Among tree advocates was Phillip Crawley, publisher and CEO of The Globe and Mail, representing the Lawrence Park Ratepayers’ Association. He told the committee his group not only hired an arborist, but spent $10,000 on a poll conducted by Forum Research. “Only three out of 10 respondents approved of the city’s plan, mainly because of the damage to the tree canopy,” Crawley said. “Of course people are concerned about safety and speeding cars. But they believe the city can do better than destroy 100 trees or more, and they can do that by making smart choices about where to put new sidewalks.”

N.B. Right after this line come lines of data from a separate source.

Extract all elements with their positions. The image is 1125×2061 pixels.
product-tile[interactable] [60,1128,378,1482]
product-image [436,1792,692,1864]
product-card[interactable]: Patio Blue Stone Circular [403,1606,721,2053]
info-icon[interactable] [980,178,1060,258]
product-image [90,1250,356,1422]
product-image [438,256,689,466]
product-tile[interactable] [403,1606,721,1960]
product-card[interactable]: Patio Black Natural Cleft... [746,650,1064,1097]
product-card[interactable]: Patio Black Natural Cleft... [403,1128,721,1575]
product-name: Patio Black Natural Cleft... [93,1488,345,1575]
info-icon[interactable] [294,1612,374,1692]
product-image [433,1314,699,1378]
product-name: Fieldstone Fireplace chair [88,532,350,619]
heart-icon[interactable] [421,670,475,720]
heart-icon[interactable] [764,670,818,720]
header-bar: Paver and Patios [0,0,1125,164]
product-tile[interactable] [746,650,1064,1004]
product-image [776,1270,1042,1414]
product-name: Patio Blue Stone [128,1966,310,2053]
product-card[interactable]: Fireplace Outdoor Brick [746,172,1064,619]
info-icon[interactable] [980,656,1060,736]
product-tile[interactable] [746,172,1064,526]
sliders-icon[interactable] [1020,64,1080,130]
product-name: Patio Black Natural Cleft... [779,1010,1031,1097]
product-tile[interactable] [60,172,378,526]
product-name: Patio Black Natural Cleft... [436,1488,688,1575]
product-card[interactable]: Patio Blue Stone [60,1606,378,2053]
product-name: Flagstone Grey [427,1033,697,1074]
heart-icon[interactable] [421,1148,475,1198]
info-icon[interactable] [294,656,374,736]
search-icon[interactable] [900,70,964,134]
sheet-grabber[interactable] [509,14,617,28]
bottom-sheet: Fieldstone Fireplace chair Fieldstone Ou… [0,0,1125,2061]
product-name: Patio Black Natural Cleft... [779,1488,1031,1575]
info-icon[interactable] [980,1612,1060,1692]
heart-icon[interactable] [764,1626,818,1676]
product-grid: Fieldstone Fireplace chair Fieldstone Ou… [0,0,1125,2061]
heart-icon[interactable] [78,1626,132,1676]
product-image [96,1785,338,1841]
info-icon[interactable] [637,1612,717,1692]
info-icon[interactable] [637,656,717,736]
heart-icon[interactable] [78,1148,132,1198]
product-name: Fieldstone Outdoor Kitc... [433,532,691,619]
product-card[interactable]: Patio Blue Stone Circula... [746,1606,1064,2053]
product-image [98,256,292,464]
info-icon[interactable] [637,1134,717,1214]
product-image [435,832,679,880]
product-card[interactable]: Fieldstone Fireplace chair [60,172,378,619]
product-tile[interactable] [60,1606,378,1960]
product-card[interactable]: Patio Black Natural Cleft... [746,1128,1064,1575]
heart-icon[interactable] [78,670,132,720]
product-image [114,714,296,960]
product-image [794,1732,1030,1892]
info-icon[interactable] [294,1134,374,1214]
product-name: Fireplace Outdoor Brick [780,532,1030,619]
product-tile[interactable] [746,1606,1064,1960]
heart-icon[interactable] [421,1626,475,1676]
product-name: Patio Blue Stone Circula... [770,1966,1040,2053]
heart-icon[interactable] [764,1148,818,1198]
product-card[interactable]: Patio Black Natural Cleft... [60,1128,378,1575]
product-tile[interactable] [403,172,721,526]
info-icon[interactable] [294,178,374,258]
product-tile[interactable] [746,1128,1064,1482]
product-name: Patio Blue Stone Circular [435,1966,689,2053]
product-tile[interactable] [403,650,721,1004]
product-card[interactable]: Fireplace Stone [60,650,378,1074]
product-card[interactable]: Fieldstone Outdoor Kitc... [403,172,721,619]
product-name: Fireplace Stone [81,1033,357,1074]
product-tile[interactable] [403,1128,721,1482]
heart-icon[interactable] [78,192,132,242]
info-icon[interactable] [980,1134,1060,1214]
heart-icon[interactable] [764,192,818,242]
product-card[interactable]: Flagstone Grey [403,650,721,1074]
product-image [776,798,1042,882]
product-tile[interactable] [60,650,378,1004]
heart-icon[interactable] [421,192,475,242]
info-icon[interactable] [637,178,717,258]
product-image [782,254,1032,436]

Sidewalk support was strongest in the form of lived experience. Child speakers included Ava, Olivia and Beth, who told the committee they don’t feel safe when they walk to school. A caregiver described her perspective. A homeowner welcomed a path through the middle of his front lawn if it would reduce the chance of a fatal injury resulting from a lack of sidewalk.
Chair of the committee and local Councillor Jaye Robinson supports a sidewalk on one particular street in the area, but doesn’t want to see any trees cut down. “When there’s a will, there’s a way… Honestly, I will be there on the street to try and prevent any tree from coming down,” Robinson said. “It’s unnecessary. We have to find a way to be creative to actually still do the reconstruction but save the trees. They’re part and parcel of what Lawrence Park is.”
Robinson said she thinks an acceptable number of trees to be cut down is between zero and 20. “A lot of these trees are very significant to the neighbourhood.”
Preserving the trees could mean reducing the road width or extending the sidewalk to curve around the edge so the base of the tree isn’t affected. One resident said this kind of obstacle-course type set-up could even slow drivers down.
The city will continue consultation with the neighbourhood into the design phase; what is surely an important process in a neighbourhood with so many differing desires for how they want their local streets to look. After the committee concluded, Barbara Gray, general manager of Transportation Services, explained it as differences of position and approaches.
“In neighbourhoods like this one, there are often a lot of people that like to keep it as more informal — the drainage is informal, the roadway is informal, and then there are some that would like to see it more formalized with sidewalks,” she says. “That cross-section — that’s kind of the debate you’re seeing right now. There’s not a consistent opinion, it’s pretty divided.”
City staff confirmed that 33 similar studies, including this one, have already been completed across the city and 26 are remaining.